This warrior, dressed in armor and astride a black horse, carries a naked blade over his shoulder, and grips the reins in his left hand. There is no background. He is not wearing a helmet, his hair is dishevelled, and he has a broken arrow in his quiver. His large eyes gaze piercingly to his front, the details of his armor are carefully illustrated, and the coloring is truly beautiful. The horse’s nether quarters appear to be lowered, one of his front legs is raised in a spirited pose, and with his forelocks falling into his eyes, the painting exudes an atmosphere of movement. As the painting was being cleaned, conservators discovered that a bow in the warrior’s left hand had been erased.
Normally, with portraits used as objects of veneration, the figures are represented in static or still postures; however, this painting depicts the warrier if he were removed from a battle scene in an illustrated handscrol.

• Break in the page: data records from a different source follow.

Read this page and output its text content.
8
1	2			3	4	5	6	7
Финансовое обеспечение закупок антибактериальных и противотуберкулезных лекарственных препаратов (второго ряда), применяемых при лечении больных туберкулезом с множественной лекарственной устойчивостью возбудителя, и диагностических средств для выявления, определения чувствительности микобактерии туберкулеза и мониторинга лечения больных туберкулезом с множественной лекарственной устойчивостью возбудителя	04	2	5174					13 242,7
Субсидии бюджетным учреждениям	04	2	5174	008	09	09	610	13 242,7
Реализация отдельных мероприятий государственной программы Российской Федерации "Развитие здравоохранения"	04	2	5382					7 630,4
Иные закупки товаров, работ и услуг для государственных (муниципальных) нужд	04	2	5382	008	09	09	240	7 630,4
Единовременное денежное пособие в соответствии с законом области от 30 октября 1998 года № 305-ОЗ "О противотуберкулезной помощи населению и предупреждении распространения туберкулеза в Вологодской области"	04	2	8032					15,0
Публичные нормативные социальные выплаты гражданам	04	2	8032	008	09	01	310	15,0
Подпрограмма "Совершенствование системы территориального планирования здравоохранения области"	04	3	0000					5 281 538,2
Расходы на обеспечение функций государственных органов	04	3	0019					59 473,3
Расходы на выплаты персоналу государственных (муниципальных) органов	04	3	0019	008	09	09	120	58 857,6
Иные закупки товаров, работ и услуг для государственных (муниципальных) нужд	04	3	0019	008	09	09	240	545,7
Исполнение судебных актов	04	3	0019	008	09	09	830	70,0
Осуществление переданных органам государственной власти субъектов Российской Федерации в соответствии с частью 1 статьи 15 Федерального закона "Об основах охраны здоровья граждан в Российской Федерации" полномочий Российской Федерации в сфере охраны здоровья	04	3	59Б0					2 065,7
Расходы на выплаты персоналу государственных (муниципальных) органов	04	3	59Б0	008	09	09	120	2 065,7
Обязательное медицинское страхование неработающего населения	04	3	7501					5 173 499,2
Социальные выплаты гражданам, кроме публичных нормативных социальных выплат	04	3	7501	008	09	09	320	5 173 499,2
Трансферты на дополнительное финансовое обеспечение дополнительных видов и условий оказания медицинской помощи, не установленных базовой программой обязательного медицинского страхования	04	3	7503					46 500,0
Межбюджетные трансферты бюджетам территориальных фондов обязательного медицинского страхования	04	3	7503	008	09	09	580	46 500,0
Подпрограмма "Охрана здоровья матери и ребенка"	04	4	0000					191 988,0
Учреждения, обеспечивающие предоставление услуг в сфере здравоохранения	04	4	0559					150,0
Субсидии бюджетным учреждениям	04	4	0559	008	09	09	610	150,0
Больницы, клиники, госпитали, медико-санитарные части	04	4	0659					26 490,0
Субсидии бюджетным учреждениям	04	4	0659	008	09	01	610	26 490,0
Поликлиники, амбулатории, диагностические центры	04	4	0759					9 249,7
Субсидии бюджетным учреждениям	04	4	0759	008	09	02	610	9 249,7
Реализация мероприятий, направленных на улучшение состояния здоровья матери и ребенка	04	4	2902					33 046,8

The warrior is thus infused with the irresistible vigour of the battlefield. As the signature above the warrior is that of the second Ashikaga shogun, Yoshiakira (1330–1367), scholars have assumed that this portrait was executed before his death in 1367 ( Jōji 6). This is an early example of a painting representing a warrior wearing armor on horseback and differs considerably from stereotypical portraits of warriors that appear later. It thus indicates something of the conditions surrounding the establishment of the warrior portrait genre.
Given the semblance with the portrait of Ashikaga Takauji (1305–1358) in Matsudaira Sadanobu’s Shūko jisshu (Collected Antiquities in Ten Categories), a catalogue of ancient art works with a preface dated in 1800 (Kansei 12), it had been assumed this was indeed a portrait of Takauji. Later, however, scholars noted the linked circles depicted on the sword at his waist and on the leather straps connecting the front saddle forks with the cantle, and recognizing also their similarity to the Kō family crest, advanced the theory that the warrior portrayed is either Kō no Moronao or his son, Moroakira (d. 1351). The identify of the warrior, nonetheless, remains unclear.